HB PEKING. Mehr als 7 000 Menschen wurden arbeitslos. Smart Union ist Lieferant für große US- Konzerne wie Disney und Mattel. Über 70 Prozent der Produktion wurden in die Vereinigten Staaten geliefert. Als Ursache für die Firmenpleite wird die weltweite Finanzkrise genannt.

"Die Lage wurde ernst, als die Aktie am Mittwoch vom Handel ausgesetzt wurde", sagte Xu Hongfei, ein örtlicher Behördenvertreter in Zhangmutou, dem Standort der beiden Fabriken. Bereits seit August seien dort Arbeiter nicht mehr bezahlt worden. Ein Mitarbeiter berichtete, noch am Dienstag sei normal gearbeitet worden. Niemand habe von der Schließung etwas gewusst.
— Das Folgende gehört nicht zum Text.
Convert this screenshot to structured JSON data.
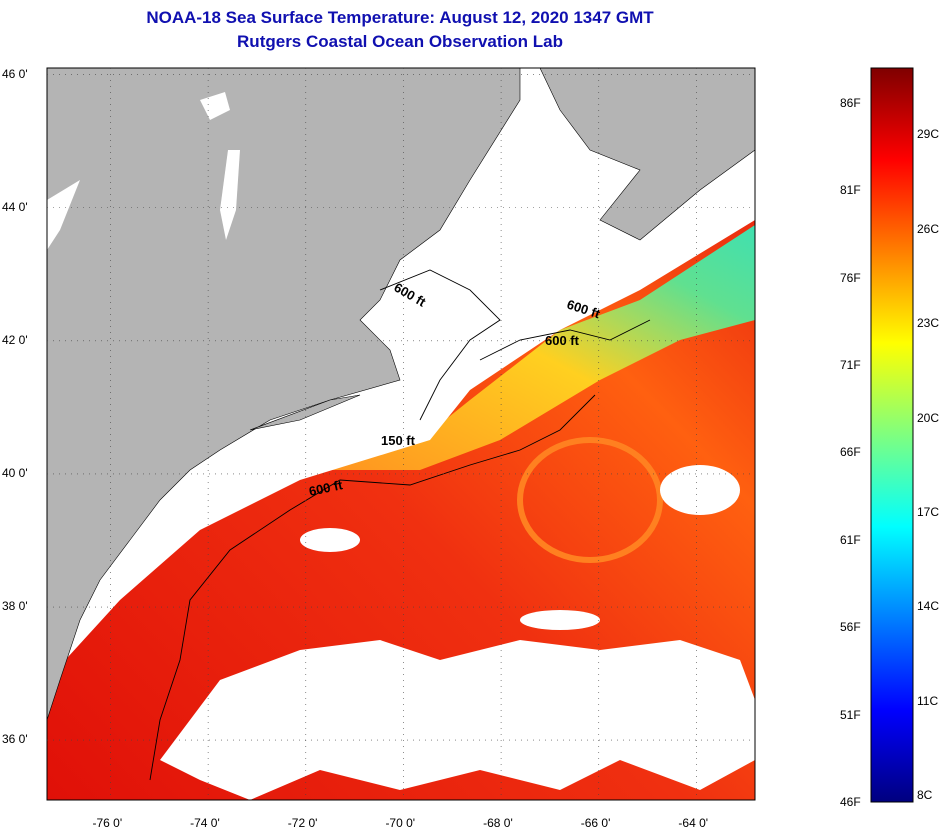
{
  "title": "NOAA-18 Sea Surface Temperature:  August 12, 2020 1347 GMT",
  "subtitle": "Rutgers Coastal Ocean Observation Lab",
  "map": {
    "lat_labels": [
      "46 0'",
      "44 0'",
      "42 0'",
      "40 0'",
      "38 0'",
      "36 0'"
    ],
    "lat_values": [
      46,
      44,
      42,
      40,
      38,
      36
    ],
    "lon_labels": [
      "-76 0'",
      "-74 0'",
      "-72 0'",
      "-70 0'",
      "-68 0'",
      "-66 0'",
      "-64 0'"
    ],
    "lon_values": [
      -76,
      -74,
      -72,
      -70,
      -68,
      -66,
      -64
    ],
    "lat_range": [
      35.1,
      46.1
    ],
    "lon_range": [
      -77.3,
      -62.8
    ],
    "contour_labels": [
      "600 ft",
      "600 ft",
      "600 ft",
      "150 ft",
      "600 ft"
    ],
    "land_color": "#b4b4b4",
    "cloud_color": "#ffffff"
  },
  "colorbar": {
    "f_labels": [
      "86F",
      "81F",
      "76F",
      "71F",
      "66F",
      "61F",
      "56F",
      "51F",
      "46F"
    ],
    "f_values": [
      86,
      81,
      76,
      71,
      66,
      61,
      56,
      51,
      46
    ],
    "c_labels": [
      "29C",
      "26C",
      "23C",
      "20C",
      "17C",
      "14C",
      "11C",
      "8C"
    ],
    "c_values": [
      29,
      26,
      23,
      20,
      17,
      14,
      11,
      8
    ],
    "range_f": [
      46,
      88
    ],
    "colors": [
      "#00007f",
      "#0000ff",
      "#007fff",
      "#00ffff",
      "#7fff7f",
      "#ffff00",
      "#ff7f00",
      "#ff0000",
      "#7f0000"
    ]
  }
}
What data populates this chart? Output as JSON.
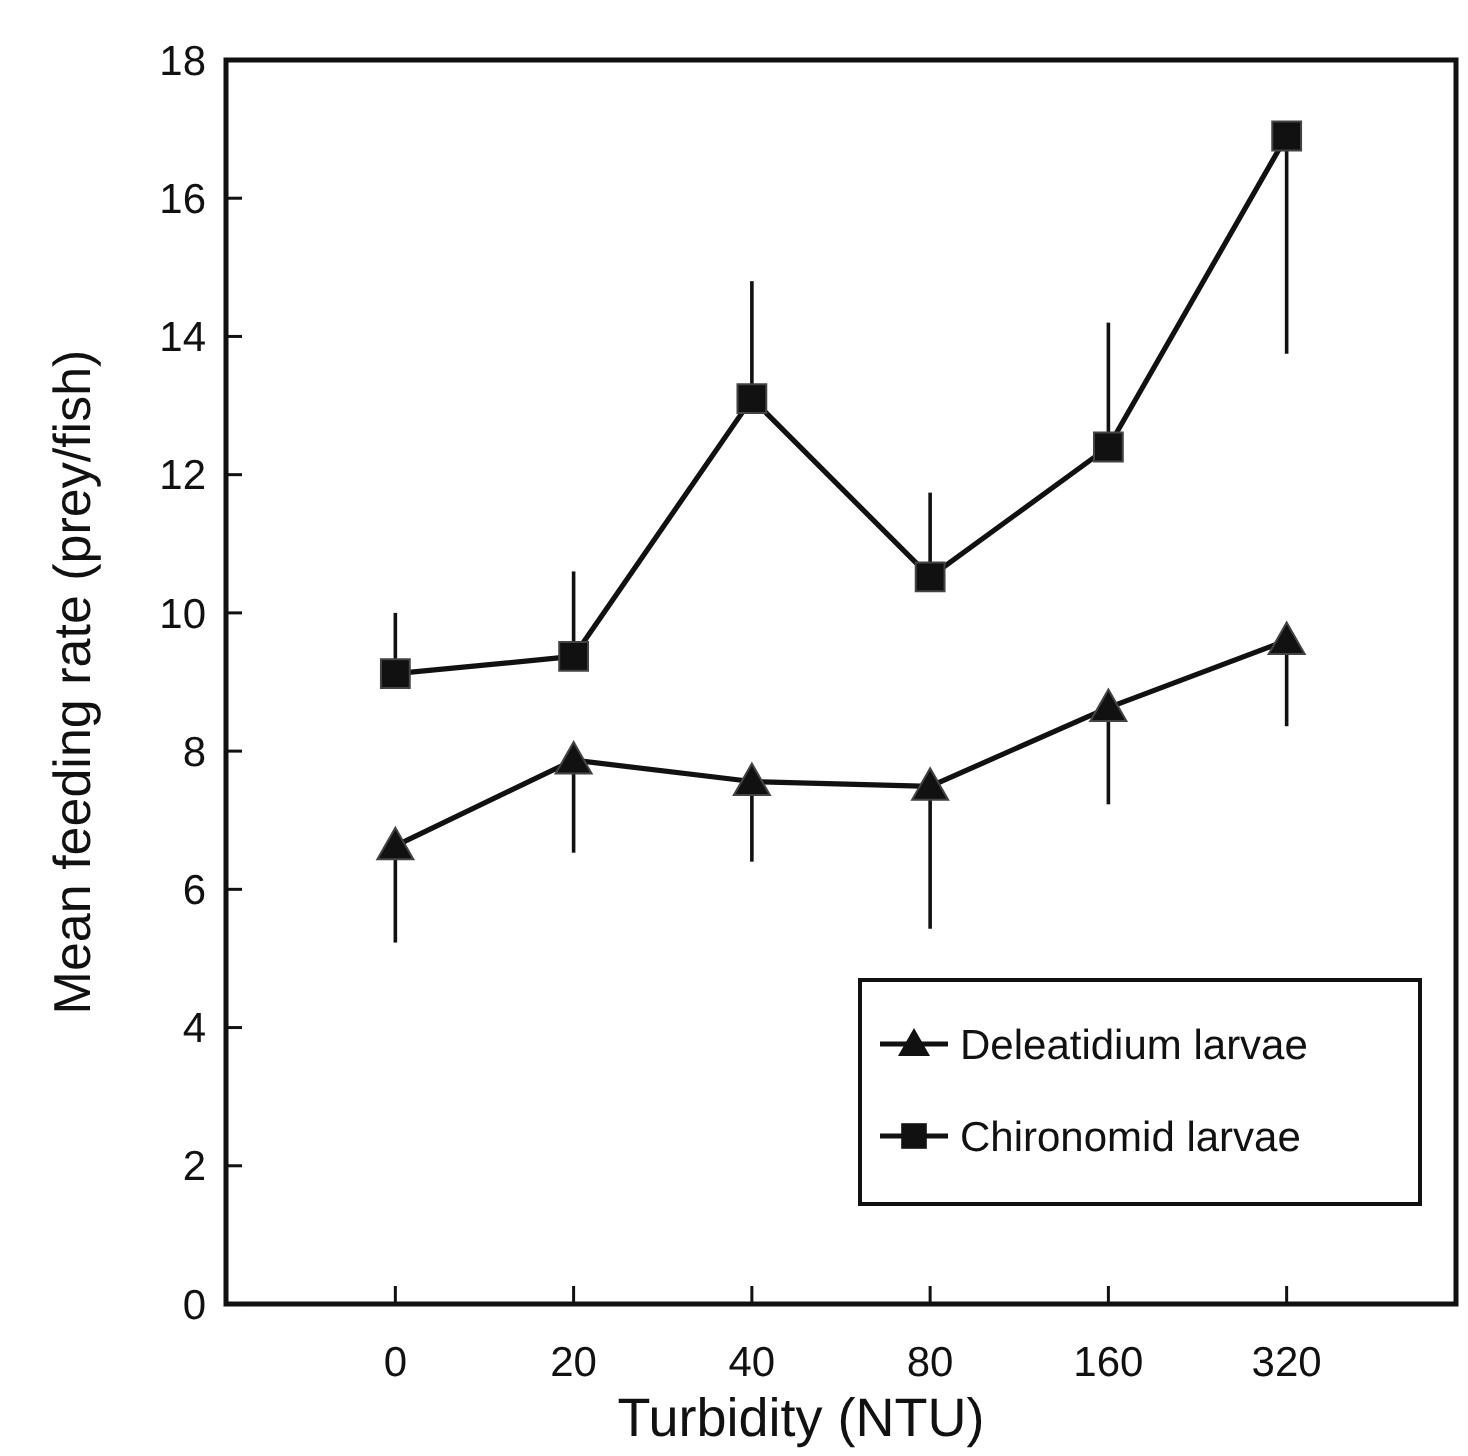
{
  "chart_data": {
    "type": "line",
    "xlabel": "Turbidity (NTU)",
    "ylabel": "Mean feeding rate (prey/fish)",
    "categories": [
      "0",
      "20",
      "40",
      "80",
      "160",
      "320"
    ],
    "ylim": [
      0,
      18
    ],
    "yticks": [
      0,
      2,
      4,
      6,
      8,
      10,
      12,
      14,
      16,
      18
    ],
    "grid": false,
    "legend": "bottom right",
    "line_style": "solid",
    "series": [
      {
        "name": "Deleatidium larvae",
        "color": "#111111",
        "marker": "triangle",
        "values": [
          6.63,
          7.87,
          7.56,
          7.49,
          8.63,
          9.6
        ],
        "errors": [
          [
            5.23,
            6.63
          ],
          [
            6.53,
            7.87
          ],
          [
            6.4,
            7.56
          ],
          [
            5.43,
            7.49
          ],
          [
            7.23,
            8.63
          ],
          [
            8.36,
            9.6
          ]
        ]
      },
      {
        "name": "Chironomid larvae",
        "color": "#111111",
        "marker": "square",
        "values": [
          9.12,
          9.37,
          13.1,
          10.52,
          12.4,
          16.9
        ],
        "errors": [
          [
            9.12,
            10.0
          ],
          [
            9.37,
            10.6
          ],
          [
            13.1,
            14.8
          ],
          [
            10.52,
            11.74
          ],
          [
            12.4,
            14.2
          ],
          [
            13.75,
            16.9
          ]
        ]
      }
    ]
  }
}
Auch seien die beiden Fabrikchefs nicht erreichbar gewesen.

Neben der aktuellen Finanzkrise könnte nach chinesischen Medienberichten auch der Kauf eines Unternehmens zur Herstellung von Rohstoffen im vergangenen Jahr Smart Union in die Krise gestürzt haben. Ferner werden gestiegene Kosten für Rohmaterial seit Beginn des Jahres als Grund genannt.